Mission San José is the largest mission complex in the San Antonio Mission National Historical Park and is the focal point for the Park's visitor services and orientation, including the visitor center. The Park's visitor center is located at Mission San José. The visitor center has a museum with bilingual exhibits and shows an award-winning film about the San Antonio missions, "Gente de Razón," every half hour in English or Spanish. A trail leads visitors throughout the mission compound, taking them to restored indigenous residents' quarters, the convento, the church, the granary, and the operational grist mill. Along the trail are exhibits depicting aspects of art, architecture, and mission life.

Plan Your Visit

Mission San José is included in San Antonio Missions National Historical Park, a unit of the National Park System composed of four missions located in separate locations in San Antonio, TX. Click for the National Register of Historic Places file: text and photos. Mission San José and the visitor center are located at 6701 San José Dr. Mission Concepción is located at 807 Mission Rd., Mission San Juan is located at 9101 Graf Rd., and Mission Espada is located at 10040 Espada Rd. All sites at the San Antonio Missions National Historical Park are open daily from 9:00am to 5:00pm, except on Thanksgiving Day, December 25, and January 1, and during special services such as weddings and funerals. There are no admission fees. For more information, visit the National Park Service San Antonio Missions National Historical Park website or call 210-932-1001.

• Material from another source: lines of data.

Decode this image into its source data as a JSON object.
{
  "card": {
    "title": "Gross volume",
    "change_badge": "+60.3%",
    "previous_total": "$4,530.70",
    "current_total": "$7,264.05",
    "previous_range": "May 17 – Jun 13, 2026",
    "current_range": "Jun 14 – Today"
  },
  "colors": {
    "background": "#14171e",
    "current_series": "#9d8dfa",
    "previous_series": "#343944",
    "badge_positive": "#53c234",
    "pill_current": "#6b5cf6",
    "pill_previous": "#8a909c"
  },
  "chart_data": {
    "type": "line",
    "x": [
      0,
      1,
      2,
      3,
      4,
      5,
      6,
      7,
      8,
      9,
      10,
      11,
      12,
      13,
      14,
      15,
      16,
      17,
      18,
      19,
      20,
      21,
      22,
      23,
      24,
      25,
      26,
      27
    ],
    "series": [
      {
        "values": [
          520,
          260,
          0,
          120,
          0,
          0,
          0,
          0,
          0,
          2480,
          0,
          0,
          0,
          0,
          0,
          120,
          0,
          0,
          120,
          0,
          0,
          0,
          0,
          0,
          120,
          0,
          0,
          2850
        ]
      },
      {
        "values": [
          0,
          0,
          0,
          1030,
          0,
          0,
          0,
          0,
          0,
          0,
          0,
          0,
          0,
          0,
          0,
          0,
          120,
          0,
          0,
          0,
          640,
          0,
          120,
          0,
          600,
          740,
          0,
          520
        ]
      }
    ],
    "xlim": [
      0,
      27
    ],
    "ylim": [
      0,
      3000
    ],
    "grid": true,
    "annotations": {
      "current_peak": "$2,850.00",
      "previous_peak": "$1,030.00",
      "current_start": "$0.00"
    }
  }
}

Many components of the National Historical Park have been documented by the National Park Service’s Historic American Buildings Survey, including the San Antonio Missions National Historical Park Site Plan and Mission San José. The San Antonio Missions are also featured in the National Park Service South and West Texas Travel Itinerary, the Places Reflecting America’s Diverse Cultures: Explore their Stories in the National Park System Travel Itinerary and the American Latino Heritage Travel Itinerary. San Antonio Missions National Historical Park is also the subject of the online lesson plan, San Antonio Missions: Spanish Influence in Texas. The lesson plan has been produced by the National Park Service’s Teaching with Historic Places program, which offers a series of online classroom-ready lesson plans on registered historic places. The San Antonio Missions National Historical Park has been designated a UNESCO World Heritage Site.